The survey was underpinned by a previous discussion and achieved an adequate response rate. It does, however, exhibit a range of limitations that must be critically examined. The study cannot claim to be representative due, on the one hand, to the limited number of cases and the regional recruitment, and on the other hand, to the fact that it was an online survey. It can be assumed that this form of data collection was not equally suitable for all participating GPs, for example, due to a lack of online affinity or insufficient internet connection in more rural locations.

In addition, it cannot be ruled out that physicians with a thematic interest or positive previous experience with guidelines participated to a greater extent, so a selection bias could be present.

Furthermore, it should be noted that the study focused on the collection of (self)assessments relating to the use of guidelines, which do not necessarily fully correspond with actual behaviour. Due to the complexity of the topic, the questionnaire can document only a small segment of guideline-related opinions. Therefore, the study should be viewed as an explorative article that does not replace assessment and evaluation of the use of specific guidelines.

The study dealt mainly with GP-based guidelines in Germany. Therefore, the results of the general practitioner survey cannot simply be transferred to other countries. Nevertheless, the authors assume that they were able to capture basic attitudes and perspectives of primary care providers.


It was demonstrated that many general practitioners see that implementing guidelines offers significant benefits to patient care. However, this positive perception and willingness to use guidelines is more prevalent among urban and younger physicians. There is still a significant proportion of physicians who continue to have a reserved stance toward guidelines and rarely use them.

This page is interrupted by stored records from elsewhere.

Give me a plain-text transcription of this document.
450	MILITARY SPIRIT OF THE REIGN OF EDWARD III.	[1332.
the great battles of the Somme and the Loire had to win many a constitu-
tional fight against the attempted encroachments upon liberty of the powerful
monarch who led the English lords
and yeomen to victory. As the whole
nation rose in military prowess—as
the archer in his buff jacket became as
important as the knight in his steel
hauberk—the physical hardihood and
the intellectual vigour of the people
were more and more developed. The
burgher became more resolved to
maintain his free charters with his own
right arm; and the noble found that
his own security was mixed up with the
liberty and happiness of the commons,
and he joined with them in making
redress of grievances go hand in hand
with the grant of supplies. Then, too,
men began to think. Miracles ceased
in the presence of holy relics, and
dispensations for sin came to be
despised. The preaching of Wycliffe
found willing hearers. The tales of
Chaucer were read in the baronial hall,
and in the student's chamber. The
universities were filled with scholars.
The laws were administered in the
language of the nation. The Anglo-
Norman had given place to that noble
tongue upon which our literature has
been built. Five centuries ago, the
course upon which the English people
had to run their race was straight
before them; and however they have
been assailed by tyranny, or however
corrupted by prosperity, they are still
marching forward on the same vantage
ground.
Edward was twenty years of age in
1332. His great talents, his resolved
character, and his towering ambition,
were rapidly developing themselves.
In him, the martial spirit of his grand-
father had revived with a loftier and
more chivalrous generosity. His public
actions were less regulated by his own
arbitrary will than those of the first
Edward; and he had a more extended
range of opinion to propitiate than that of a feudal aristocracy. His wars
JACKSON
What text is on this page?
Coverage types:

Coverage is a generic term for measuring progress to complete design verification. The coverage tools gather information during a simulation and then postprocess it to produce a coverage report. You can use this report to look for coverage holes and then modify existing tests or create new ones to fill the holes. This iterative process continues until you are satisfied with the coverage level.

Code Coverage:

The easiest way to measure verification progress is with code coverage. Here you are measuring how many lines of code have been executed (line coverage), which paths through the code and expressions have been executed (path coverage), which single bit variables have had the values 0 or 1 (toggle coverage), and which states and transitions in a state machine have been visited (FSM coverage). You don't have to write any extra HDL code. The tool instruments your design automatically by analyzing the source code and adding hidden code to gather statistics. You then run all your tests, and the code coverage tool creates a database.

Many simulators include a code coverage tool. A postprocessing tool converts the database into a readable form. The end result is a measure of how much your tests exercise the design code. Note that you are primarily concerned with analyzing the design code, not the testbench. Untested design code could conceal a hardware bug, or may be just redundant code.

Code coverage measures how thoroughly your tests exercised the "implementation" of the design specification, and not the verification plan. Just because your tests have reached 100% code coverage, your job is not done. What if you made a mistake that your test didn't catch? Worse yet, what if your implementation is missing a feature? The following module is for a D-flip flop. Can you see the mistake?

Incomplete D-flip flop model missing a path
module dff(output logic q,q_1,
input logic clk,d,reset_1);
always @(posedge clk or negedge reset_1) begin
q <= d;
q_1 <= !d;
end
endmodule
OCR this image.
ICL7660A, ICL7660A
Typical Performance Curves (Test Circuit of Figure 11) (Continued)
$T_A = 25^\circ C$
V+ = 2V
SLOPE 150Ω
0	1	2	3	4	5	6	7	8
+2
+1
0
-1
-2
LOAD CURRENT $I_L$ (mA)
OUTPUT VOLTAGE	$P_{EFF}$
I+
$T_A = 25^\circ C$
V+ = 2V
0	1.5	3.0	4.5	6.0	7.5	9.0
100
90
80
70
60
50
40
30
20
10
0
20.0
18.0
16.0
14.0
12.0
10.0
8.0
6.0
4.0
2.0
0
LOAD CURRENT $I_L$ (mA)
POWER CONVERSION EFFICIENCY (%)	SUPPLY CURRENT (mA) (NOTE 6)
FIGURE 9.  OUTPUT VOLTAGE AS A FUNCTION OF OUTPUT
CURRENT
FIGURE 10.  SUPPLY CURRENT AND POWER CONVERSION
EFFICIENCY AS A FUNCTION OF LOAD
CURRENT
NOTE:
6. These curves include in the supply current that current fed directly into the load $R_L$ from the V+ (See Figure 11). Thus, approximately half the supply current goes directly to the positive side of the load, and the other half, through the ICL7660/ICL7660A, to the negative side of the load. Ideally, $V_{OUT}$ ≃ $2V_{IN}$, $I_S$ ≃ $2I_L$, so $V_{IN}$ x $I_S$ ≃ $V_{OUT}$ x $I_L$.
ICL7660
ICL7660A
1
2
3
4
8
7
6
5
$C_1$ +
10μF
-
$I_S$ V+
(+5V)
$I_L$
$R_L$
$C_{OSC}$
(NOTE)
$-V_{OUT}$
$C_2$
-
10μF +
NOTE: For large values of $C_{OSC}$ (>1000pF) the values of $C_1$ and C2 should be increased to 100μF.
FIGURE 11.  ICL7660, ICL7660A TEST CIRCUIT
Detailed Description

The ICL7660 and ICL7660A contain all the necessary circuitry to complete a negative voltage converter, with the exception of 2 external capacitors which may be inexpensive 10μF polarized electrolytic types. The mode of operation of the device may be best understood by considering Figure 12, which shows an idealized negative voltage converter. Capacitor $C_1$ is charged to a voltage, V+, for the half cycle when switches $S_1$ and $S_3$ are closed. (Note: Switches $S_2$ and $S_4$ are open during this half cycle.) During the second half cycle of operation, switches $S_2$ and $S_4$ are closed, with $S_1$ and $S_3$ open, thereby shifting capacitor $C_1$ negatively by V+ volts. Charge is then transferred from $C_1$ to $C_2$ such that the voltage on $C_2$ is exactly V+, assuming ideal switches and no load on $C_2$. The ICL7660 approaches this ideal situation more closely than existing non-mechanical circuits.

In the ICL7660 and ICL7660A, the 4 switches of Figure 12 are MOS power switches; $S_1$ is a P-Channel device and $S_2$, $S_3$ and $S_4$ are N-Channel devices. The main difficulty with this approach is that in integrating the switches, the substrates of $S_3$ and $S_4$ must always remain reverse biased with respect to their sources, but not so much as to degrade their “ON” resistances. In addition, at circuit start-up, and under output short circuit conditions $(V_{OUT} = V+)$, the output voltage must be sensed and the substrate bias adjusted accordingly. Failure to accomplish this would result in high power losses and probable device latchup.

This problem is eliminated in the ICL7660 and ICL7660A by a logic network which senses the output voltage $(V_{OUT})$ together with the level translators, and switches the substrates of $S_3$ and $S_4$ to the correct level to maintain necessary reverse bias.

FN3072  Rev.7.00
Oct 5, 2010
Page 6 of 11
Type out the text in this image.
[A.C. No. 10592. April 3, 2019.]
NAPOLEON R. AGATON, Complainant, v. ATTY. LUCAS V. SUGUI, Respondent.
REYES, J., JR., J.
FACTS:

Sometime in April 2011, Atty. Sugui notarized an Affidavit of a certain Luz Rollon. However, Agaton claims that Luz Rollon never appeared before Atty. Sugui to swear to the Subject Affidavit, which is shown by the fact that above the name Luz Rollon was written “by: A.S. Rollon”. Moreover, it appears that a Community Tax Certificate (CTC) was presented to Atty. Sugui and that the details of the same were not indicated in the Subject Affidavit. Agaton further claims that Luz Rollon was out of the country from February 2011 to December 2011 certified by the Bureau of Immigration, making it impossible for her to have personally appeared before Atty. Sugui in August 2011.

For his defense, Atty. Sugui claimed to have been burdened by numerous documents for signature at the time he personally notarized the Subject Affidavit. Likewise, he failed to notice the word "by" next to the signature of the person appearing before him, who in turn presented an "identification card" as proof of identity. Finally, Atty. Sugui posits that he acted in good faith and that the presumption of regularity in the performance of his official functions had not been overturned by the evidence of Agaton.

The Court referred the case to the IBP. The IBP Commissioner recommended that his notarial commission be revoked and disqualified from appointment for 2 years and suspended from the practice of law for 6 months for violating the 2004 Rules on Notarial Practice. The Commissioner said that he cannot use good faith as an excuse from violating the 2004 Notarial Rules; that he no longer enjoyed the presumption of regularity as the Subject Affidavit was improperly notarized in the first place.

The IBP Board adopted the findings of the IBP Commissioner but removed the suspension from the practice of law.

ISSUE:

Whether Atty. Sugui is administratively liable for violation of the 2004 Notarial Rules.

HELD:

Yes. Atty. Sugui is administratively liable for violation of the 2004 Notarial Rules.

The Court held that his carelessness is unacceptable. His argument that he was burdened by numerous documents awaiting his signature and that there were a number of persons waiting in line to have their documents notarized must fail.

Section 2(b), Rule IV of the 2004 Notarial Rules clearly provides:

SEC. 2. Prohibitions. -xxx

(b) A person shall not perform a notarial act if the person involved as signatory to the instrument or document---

The question of the distribution and implementation of primary care guidelines is based on complex research, evaluation, planning, and implementation processes. A specific approach is required focusing on the various target groups (early adopters vs laggards, teams with task delegation structures, etc.). To promote the implementation of guidelines among general practitioners, it appears beneficial to specifically address the expectations of GPs regarding the services to be provided by guidelines. This includes making them simple and concise and reducing guideline complexity, and not only applying this to the abstracts (e.g., more focus on visualisations and algorithms) [32]. It should also be ensured that guidelines grant appropriate freedom of action to general practitioners to find practical solutions. Where possible, guidelines should provide the possibility to select between several decision options with regard to diagnostics or treatment as well as they should enable the delegation of tasks among the practice teams to help relieve the burden on physicians and make the implementation more effective [33]. Furthermore, if guidelines are used as standard treatment the status of liability becomes important. Therefore, general practitioners should be certain that following a guideline will not lead to legal problems.

In addition, it should be ensured that the requirements of physicians with a sceptical stance are taken into account during guideline development. Regarding general practitioners’ involvement in the development process, professional associations such as DEGAM already apply a participative approach. Therefore, it may be advisable to improve the communication of the guideline process to general practitioners.